Ein Test in Englisch. Gelernt hatte sie gestern noch. Aber Karola, in der Bank vor ihr, stöhnte:»Und das bei diesem Wetter. Gestern war ich bis sieben im Schwimmbad.«

Diese Gans, dachte Eva. Immer beklagt sie sich, aber nie tut sie was. Sie ist selbst schuld.

«Franziska, gibst du mir einen Spickzettel?«, bat Karola flüsternd. Franziska, die eine englische Mutter hatte und besser Englisch sprach als Herr Kleiner, nickte.

Eva begann zu schreiben. Franziska schob ihr einen Zettel zu.»Für Karola«, sagte sie leise. Eva schob den Zettel zurück.

«Sei doch nicht so. Gib weiter.«

Eva schüttelte den Kopf, sie schaute nicht auf, bewegte den Kopf kaum merklich und hätte ihn doch schütteln wollen, deutlich sichtbar, hätte am liebsten laut» Nein «geschrien und» Sie geht schwimmen, sie geht auf Partys, sie geht tanzen, sie erlebt immer etwas! Warum soll sie auch noch gute Noten haben?«

Franziska hatte das winzige Kopfschütteln gesehen, sie beugte sich vor, schräg rüber, und ließ den Zettel über Karolas Schulter fallen.

Herr Kleiner war mit ein paar Schritten da, griff nach Franziskas Blatt und legte es auf seinen Tisch. Mit seinem roten Filzschreiber zog er quer über das Geschriebene einen dicken Strich.

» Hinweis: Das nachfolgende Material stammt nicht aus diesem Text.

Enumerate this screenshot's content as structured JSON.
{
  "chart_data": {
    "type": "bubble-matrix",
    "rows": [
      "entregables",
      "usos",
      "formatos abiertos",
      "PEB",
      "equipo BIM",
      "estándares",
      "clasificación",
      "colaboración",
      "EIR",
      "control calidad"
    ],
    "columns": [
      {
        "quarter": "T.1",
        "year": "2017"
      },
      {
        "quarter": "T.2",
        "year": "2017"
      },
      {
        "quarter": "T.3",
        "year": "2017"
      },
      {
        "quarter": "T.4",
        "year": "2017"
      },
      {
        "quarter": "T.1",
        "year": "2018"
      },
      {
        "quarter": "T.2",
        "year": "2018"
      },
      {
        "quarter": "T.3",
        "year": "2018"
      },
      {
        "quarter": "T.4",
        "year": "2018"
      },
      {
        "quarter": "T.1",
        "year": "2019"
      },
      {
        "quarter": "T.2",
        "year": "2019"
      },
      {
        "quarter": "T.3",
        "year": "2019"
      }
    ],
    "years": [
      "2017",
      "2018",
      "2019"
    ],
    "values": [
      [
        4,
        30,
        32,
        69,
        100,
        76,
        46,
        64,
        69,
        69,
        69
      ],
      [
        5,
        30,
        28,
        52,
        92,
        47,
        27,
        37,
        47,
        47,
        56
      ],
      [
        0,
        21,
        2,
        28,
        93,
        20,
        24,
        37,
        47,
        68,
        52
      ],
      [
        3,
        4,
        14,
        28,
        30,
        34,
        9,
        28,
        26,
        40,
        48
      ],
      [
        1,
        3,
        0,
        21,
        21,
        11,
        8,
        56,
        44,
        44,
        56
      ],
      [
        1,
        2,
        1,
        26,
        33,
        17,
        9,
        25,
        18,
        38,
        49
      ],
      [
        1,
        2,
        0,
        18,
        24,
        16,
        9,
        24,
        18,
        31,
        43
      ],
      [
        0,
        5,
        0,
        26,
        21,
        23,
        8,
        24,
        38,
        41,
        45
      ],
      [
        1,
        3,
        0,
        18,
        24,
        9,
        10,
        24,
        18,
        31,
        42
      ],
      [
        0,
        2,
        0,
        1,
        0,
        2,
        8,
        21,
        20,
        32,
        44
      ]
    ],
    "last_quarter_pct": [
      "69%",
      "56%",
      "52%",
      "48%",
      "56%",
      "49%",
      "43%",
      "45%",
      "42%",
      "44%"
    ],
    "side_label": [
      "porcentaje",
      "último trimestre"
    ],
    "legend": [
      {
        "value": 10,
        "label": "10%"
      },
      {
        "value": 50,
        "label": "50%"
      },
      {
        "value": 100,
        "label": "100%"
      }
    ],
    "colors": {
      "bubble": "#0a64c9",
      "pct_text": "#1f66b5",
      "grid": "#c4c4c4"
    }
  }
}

Niemand sagte ein Wort. Franziska saß mit unbeweglichem Gesicht da. Sie ist selbst schuld, dachte Eva. Ganz allein ist sie schuld. Niemand hat sie gezwungen, das zu tun. Und dann dachte sie noch: Karola ist auch schuld. Warum tut sie nie etwas und will hinterher, dass andere ihr helfen?

In der Pause ging Franziska nicht neben Eva her.